Владимир Таланов: В ЕС и Великобритании сложилась немыслимая ранее ситуация, когда российских лиц откровенно дискриминируют на основании их происхождения: введены ограничения на оказание россиянам правовой помощи по вопросам, не касающимся споров. Это сильно осложняет работу в данных юрисдикциях. В Голландии, Швеции, Германии, Люксембурге непросто и в тех ситуациях, когда речь идет о судебных и арбитражных разбирательствах. Стало сложнее найти консультантов того уровня, к которому привыкли мы и наши доверители. Выросли и трудозатраты на координацию и контроль качества. К счастью, нас выручают большой опыт и наработанная база контактов, так как мы всегда работали по системе «одного окна».
Е. Р.: Важно понимать, что мы исторически представляли не только интересы российских доверителей, но и крупного иностранного бизнеса в процессах как в России, так и за рубежом. У бюро всегда была внушительная доля иностранных мандатов, исключительных по сложности и профессиональному вызову. Этот бэкграунд сейчас как нельзя кстати: мы сохранили и опираемся на сеть проверенных best friends — наших многолетних экспертов в западных странах, которые продолжают с нами работать.
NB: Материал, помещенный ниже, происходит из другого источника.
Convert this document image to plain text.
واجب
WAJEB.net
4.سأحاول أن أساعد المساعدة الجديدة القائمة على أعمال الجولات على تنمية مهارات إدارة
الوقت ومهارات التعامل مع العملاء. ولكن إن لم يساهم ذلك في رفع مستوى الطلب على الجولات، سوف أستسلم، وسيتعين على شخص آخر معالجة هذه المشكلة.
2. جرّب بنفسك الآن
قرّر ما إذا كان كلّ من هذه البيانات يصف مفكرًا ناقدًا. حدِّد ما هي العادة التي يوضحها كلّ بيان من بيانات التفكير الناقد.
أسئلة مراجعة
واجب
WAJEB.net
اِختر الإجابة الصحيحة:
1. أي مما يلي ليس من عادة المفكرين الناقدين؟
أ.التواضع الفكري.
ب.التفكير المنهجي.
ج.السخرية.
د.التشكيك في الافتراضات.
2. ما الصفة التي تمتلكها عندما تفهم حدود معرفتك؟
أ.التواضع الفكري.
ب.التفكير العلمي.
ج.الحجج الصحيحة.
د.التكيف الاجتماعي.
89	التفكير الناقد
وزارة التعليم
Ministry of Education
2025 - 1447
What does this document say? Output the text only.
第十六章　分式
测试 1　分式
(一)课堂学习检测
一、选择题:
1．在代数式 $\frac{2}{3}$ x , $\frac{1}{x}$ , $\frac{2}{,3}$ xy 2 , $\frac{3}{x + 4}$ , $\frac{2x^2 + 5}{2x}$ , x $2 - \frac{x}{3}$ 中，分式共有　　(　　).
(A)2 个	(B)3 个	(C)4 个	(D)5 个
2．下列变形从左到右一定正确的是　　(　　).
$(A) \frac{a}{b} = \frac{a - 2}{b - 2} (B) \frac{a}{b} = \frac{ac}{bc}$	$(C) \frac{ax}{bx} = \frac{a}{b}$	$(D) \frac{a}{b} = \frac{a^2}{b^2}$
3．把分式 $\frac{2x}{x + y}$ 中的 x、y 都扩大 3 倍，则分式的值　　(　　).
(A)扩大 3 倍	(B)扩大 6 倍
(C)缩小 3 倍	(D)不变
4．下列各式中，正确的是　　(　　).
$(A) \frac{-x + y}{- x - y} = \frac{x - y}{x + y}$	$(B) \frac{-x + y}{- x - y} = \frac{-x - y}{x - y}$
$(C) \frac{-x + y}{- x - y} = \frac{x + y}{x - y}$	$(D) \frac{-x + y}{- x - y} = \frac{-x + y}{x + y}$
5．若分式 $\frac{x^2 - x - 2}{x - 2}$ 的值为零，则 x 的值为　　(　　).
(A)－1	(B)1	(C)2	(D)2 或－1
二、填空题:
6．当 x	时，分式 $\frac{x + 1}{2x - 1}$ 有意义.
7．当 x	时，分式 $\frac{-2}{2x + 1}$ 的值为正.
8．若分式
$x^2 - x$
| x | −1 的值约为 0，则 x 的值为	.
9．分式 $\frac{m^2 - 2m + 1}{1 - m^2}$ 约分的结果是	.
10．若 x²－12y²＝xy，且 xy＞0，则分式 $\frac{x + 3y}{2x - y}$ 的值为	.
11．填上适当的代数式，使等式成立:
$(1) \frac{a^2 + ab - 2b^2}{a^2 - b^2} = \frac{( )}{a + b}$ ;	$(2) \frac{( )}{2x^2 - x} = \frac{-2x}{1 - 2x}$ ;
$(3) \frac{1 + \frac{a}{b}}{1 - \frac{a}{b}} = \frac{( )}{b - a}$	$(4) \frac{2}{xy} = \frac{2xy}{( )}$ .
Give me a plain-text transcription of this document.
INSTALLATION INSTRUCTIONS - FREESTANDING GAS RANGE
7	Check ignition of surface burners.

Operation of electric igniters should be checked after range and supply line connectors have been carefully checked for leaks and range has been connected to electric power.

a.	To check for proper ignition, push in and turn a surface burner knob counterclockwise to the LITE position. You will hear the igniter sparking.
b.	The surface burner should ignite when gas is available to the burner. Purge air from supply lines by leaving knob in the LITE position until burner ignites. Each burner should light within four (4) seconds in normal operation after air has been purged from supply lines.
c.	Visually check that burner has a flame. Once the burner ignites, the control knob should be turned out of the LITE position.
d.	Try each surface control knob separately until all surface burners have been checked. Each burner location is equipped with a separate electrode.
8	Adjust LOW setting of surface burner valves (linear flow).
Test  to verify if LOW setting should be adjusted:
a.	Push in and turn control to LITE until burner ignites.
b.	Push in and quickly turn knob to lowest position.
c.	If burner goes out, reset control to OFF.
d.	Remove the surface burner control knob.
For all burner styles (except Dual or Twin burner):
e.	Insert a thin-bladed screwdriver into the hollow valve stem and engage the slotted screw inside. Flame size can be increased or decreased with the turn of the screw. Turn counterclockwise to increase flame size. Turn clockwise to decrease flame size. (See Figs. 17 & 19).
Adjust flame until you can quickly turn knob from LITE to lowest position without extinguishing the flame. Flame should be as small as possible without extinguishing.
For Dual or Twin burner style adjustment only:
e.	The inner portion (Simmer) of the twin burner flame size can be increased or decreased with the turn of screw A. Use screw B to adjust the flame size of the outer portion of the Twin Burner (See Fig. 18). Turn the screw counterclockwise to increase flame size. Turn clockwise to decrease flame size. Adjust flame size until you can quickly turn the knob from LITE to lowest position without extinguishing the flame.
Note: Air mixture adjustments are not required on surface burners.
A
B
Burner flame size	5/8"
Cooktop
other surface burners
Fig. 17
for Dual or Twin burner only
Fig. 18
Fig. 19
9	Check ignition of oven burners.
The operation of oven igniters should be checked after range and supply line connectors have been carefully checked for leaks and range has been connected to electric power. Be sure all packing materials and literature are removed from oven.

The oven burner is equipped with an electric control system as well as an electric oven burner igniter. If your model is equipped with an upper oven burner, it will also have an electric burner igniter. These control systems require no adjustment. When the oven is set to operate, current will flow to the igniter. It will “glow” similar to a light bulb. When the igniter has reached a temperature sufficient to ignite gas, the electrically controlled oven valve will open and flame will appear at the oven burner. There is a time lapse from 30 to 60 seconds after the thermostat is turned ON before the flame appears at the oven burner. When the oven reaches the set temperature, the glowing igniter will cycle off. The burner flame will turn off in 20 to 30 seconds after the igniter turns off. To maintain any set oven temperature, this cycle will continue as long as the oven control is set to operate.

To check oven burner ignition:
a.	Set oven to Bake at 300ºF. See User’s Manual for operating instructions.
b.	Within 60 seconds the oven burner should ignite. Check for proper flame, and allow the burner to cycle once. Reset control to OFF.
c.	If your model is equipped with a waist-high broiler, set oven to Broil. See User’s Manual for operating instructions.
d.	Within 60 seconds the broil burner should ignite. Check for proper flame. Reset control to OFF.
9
Плюс ко всему в бюро исторически есть своя команда юристов, квалифицированных по иностранному праву, что позволяет в существенной степени вести подготовку позиции своими силами. В команде сегодня есть адвокаты, квалифицированные по праву Англии и США, специалисты с европейским образованием и пониманием того, как работают эти юрисдикции. В 2024 году к нашей команде присоединился партнер Тим Тэйлор, опытный эксперт в области международных споров и розыска активов.
Важно, что, несмотря на все внешние обстоятельства, взаимное уважение к адвокатской, юридической профессии сохраняется. Все понимают, что без адвокатов мы остаемся один на один с проблемами, возникшими за счет геополитических факторов, которые завтра не исчезнут.
- Что изменилось для бизнеса, который приходит за помощью к российским юристам по зарубежным спорам, и для самих юристов?
В. Т.: Содержательно для нас мало что изменилось. И раньше, и сейчас мы продолжаем выигрывать споры — к примеру, осенью 2022 года мы выиграли крупный строительный спор за рубежом в интересах российского инвестора. Тогда с трудом верилось, что возможны такие положительные решения в пользу россиян. Вот уже полтора года нам удается удержать обеспечительные меры против европейского контрагента в пользу российской компании на сумму в несколько миллиардов евро на территории государства—члена ЕС, хотя изначально все предполагали, что в текущей ситуации это будет невозможно. Так что с точки зрения нашей работы стандарты остались неизменными.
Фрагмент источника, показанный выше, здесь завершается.